Criterion’s latest film class in a box covers another classic that helped spark Hollywood’s auteur movement of the 60s and 70s. Ingmar Bergman’s “Wild Strawberries” was made in 1957 and likely wouldn’t have seen the light of day, at least in its final form, if the writer and director had been part of Hollywood’s original studio system.
Like many of his other films, particularly “The Seventh Seal,” “Wild Strawberries” is a character study that moves at a slow, deliberate pace. Seemingly casual conversations between characters take on extra weight when the viewer considers the subtext of their words, and the resolution of the story carries with it a melancholy tone, as the main character comes to terms with the choices that have led to his present circumstances, and yet there is little he can do to change them.
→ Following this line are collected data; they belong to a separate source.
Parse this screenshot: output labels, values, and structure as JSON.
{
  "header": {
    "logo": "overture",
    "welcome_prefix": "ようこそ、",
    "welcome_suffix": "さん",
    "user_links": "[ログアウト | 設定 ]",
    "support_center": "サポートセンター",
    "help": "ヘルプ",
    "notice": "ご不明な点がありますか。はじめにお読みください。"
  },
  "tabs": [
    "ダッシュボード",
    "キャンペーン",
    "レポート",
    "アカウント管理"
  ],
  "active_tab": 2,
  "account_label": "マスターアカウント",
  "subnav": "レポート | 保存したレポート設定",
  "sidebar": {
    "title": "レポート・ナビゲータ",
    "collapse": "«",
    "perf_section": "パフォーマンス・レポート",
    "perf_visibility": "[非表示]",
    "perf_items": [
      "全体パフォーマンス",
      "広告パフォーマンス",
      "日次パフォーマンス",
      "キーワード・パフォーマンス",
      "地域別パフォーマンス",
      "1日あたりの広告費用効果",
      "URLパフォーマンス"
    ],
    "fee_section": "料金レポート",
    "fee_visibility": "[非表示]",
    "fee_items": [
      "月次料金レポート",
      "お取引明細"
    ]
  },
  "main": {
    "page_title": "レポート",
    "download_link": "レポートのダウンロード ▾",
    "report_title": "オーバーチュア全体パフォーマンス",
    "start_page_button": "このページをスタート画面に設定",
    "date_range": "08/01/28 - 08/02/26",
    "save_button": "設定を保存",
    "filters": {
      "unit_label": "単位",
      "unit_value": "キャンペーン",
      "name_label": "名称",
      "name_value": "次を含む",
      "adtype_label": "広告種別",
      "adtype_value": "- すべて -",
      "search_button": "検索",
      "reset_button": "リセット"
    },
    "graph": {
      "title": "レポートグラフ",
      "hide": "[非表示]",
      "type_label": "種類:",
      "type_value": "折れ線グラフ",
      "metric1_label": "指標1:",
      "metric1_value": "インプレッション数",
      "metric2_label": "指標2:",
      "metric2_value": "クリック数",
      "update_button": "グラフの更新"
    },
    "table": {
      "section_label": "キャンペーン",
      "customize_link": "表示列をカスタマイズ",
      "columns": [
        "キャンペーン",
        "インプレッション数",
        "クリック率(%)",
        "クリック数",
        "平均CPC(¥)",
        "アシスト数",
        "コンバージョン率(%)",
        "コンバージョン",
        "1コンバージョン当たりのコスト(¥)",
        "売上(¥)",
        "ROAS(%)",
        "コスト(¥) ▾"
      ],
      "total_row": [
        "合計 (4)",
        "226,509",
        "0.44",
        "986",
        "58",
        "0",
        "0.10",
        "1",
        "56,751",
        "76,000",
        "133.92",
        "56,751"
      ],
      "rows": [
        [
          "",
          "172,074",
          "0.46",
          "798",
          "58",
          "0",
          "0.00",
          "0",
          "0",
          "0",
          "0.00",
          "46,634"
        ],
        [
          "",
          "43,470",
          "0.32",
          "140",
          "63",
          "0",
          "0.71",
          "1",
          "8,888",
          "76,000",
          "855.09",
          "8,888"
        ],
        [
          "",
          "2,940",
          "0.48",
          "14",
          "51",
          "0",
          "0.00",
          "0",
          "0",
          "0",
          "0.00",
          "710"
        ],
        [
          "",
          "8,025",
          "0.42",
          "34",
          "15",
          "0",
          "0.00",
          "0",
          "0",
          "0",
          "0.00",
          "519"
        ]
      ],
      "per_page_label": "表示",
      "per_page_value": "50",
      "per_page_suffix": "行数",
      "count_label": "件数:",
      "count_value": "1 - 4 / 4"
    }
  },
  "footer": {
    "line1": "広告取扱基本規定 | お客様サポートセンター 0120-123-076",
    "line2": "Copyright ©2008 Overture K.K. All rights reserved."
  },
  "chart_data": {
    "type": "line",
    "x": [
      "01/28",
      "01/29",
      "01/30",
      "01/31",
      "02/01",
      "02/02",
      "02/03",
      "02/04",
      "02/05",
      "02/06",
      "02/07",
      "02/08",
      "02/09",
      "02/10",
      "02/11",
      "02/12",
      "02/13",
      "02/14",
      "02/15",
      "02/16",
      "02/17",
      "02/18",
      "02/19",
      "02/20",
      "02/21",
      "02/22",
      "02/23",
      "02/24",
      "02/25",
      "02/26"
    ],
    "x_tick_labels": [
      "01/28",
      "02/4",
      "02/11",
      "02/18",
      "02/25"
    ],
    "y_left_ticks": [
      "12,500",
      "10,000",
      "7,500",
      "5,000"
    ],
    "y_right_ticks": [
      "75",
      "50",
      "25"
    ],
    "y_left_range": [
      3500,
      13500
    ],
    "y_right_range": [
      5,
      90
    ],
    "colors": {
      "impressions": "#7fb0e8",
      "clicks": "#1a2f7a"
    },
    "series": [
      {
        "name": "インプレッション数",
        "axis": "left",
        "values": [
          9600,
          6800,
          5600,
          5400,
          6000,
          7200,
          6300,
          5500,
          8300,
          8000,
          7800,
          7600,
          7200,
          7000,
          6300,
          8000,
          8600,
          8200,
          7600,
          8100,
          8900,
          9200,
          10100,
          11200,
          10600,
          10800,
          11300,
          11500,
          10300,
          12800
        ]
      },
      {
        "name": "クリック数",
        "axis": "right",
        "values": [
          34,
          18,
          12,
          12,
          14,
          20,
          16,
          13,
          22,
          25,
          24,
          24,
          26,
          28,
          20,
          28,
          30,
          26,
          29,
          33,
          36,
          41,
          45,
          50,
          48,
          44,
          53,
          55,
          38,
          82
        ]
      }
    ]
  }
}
“Wild Strawberries” follows Dr. Isak Borg, a retired professor who has been summoned to Lund University to receive a prestigious award. It seems like the prefect cap to an illustrious career, but as Borg drives through the Swedish countryside with Marianne, his daughter-in-law, she confronts him with a withering criticism of his cold demeanor, which he passed on to Evald, his son and her husband.
Shaken by this, Borg takes a detour to a childhood summer home. While Marianne goes for a swim, Borg discovers the spot where wild strawberries once grew, and he finds himself transported to his youth, when he pined for his beautiful cousin, Sara. (Such a relationship seems odd to us today, but we must remember that some things were once culturally acceptable, especially in another country.)
Soon Borg finds himself swept up by more memories from his large family and those carefree summer days. His brother Sigfrid also pursued Sara and eventually won her affections, much to his dismay. That loss seemed to haunt him his entire life, and it manifests itself in the form of another woman also named Sara (and played by the same actress), who is part of a trio of hitchhikers he picks up. The other two hitchhikers are men who constantly quarrel over the existence of God and who vie for Sara’s affections.
The hitchhikers become symbolic of Borg’s youth: He was the distant, intellectual one, while his brother Sigfrid was the romantic who eventually won their cousin’s affections. Later, he and Marianne pick up another set of hitchhikers, an ever-fighting couple who remind Borg of his marriage to his long-dead wife. They’re eventually expelled from the car.
Borg later visits his mother, a cold, humorless woman who seems to have passed her personality to her son, and eventually he arrives at Lund University after picking up his son at the train station. He’s left alone in bed that evening to contemplate a life that was full of accomplishments and financial gain but was yet devoid of meaningful relationships. I was reminded of James Joyce’s stories in “Dubliners” and their examinations of lives squandered on things that did not matter much in the end. I also thought of T.S. Eliot’s J. Alfred Prufrock, who measured his life in coffee spoons.
Of course, my meager interpretation of “Wild Strawberries” can’t compare to the bonus features you’ll find on this Blu-ray disc, beginning with film scholar Peter Cowie’s scholarly commentary track. It was recorded in 2001, so it appeared on the previous DVD release of the film, but it’s well worth another listen. Like Cowie’s other commentaries, it functions as a film school lecture, which I didn’t mind – My first introduction to Bergman was in Mr. Truitt’s Great Films class at Cherry Hill West High School in the mid-to-late 80s, so I’ll take a scholarly commentary over a “Yeah, this film was fun to shoot” kind of track any day.
Moving on, we have a four-minute introduction to the film in the form of a brief conversation between Bergman and Marie Nyrerod, along with 17 minutes of silent behind-the-scenes footage shot by Bergman. Jan Wengstrom, who works for the Swedish Film Institute, provides insight into the latter. The final bonus feature is a nice 91-minute 1998 documentary called “Ingmar Berman on Life and Work,” which takes the form of an extended interview.
The obligatory booklet (I’m glad Criterion hasn’t gotten rid of those) features an essay by film class teacher Mark Le Fanu.